Após participar da 5ª edição do Festival de Roteiro Audiovisual de Porto Alegre (FRAPA), que ocorrerá entre 4 e 7 de julho, James V. Hart virá a São Paulo exclusivamente para conversar sobre sua carreira, o papel do roteirista no cinema norte-americano e seu trabalho de adaptação de obras literárias.

O evento é uma realização da FAAP, do Cinema do Brasil (programa de exportação e promoção do cinema brasileiro no exterior), do FRAPA e da Associação Brasileira de Roteiristas (ABRA).

As inscrições para o evento – gratuito e aberto ao público – devem ser feitas com antecedência.

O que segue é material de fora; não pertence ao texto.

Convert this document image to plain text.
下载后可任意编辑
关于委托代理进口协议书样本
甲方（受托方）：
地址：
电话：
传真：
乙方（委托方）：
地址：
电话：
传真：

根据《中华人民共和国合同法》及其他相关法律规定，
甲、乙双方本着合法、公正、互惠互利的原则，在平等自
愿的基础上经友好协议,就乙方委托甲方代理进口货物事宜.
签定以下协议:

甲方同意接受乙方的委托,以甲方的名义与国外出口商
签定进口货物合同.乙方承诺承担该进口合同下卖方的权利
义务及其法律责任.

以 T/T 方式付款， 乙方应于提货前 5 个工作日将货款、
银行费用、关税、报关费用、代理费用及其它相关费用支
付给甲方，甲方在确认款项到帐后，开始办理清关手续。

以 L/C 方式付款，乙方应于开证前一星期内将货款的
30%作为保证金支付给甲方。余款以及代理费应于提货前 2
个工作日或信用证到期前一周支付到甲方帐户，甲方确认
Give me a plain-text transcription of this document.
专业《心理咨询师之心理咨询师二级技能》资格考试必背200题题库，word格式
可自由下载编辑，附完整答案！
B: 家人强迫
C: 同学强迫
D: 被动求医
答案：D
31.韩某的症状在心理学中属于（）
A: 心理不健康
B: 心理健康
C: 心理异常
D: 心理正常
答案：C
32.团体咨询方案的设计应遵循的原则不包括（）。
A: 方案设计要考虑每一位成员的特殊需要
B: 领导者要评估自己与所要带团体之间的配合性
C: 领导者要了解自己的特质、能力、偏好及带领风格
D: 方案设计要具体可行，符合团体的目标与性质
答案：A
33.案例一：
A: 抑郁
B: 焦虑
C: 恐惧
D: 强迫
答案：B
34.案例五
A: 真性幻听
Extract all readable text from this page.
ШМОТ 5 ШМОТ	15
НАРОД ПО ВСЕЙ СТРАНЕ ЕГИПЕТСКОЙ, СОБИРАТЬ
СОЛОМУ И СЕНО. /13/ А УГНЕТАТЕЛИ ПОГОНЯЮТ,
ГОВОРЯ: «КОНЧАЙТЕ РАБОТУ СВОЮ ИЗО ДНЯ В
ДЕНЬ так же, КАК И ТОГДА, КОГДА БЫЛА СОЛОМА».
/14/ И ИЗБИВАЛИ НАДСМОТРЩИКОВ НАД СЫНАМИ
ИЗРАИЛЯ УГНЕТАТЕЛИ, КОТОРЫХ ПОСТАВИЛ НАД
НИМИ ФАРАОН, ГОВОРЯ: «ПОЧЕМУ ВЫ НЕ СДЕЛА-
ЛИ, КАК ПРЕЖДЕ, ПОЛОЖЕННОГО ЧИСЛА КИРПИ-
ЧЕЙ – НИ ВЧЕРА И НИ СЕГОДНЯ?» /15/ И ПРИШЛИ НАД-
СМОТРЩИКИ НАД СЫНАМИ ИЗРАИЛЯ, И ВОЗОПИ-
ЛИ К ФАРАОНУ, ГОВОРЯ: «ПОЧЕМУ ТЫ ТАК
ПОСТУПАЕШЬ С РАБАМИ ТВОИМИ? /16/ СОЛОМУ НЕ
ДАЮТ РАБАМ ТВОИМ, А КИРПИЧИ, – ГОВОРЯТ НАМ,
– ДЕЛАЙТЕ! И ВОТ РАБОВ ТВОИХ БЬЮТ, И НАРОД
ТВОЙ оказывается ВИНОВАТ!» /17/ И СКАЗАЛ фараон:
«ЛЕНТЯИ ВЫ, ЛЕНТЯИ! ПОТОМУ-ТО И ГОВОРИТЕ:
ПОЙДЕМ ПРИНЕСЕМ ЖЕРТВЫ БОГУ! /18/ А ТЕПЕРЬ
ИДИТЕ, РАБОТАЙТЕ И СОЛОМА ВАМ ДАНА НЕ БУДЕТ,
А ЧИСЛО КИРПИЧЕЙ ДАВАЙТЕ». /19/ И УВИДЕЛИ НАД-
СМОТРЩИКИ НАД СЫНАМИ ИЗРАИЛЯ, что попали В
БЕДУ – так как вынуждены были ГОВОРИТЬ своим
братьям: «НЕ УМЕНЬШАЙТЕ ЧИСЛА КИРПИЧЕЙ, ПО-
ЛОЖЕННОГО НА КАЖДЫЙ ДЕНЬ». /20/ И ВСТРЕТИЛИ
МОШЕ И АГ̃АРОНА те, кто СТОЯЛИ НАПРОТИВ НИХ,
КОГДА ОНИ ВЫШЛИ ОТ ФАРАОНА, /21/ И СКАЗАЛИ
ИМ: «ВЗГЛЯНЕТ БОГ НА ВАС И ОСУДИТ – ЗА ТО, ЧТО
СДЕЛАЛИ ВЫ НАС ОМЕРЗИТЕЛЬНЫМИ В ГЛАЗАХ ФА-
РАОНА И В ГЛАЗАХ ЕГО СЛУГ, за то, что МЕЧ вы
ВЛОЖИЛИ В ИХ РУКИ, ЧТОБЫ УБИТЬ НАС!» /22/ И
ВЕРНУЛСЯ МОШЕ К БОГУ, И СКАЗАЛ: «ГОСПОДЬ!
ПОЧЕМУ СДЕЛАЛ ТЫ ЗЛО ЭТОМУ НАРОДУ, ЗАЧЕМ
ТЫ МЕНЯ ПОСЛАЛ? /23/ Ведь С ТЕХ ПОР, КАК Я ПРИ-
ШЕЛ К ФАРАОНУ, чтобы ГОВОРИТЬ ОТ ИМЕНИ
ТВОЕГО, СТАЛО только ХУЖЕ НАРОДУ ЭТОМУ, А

Clique aqui.

James V. Hart – da Literatura ao Roteiro

Data: 10/7 (segunda-feira)

Horário: das 11h às 12h30

Local: FAAP – Centro de Convenções

Endereço: Rua Alagoas, 903 – Higienópolis

Mais informações: (11) 3662-7449

Entrada gratuita – Haverá tradução consecutiva.

Sobre James V. Hart

Roteirista norte-americano, escreveu filmes que foram sucesso de público nos Estados Unidos e no mercado internacional. Além de Hook – A Volta do Capitão Gancho, baseado em uma ideia de seu filho Jake, então com apenas seis anos, e de Drácula de Bram Stocker, também escreveu Os Muppets na Ilha do Tesouro, Contato, Vivendo na Eternidade, Frankenstein de Mary Shelley, Lara Croft: Tomb Raider, O Som do Coração, Reino Escondido, a série Crossbones, entre outros.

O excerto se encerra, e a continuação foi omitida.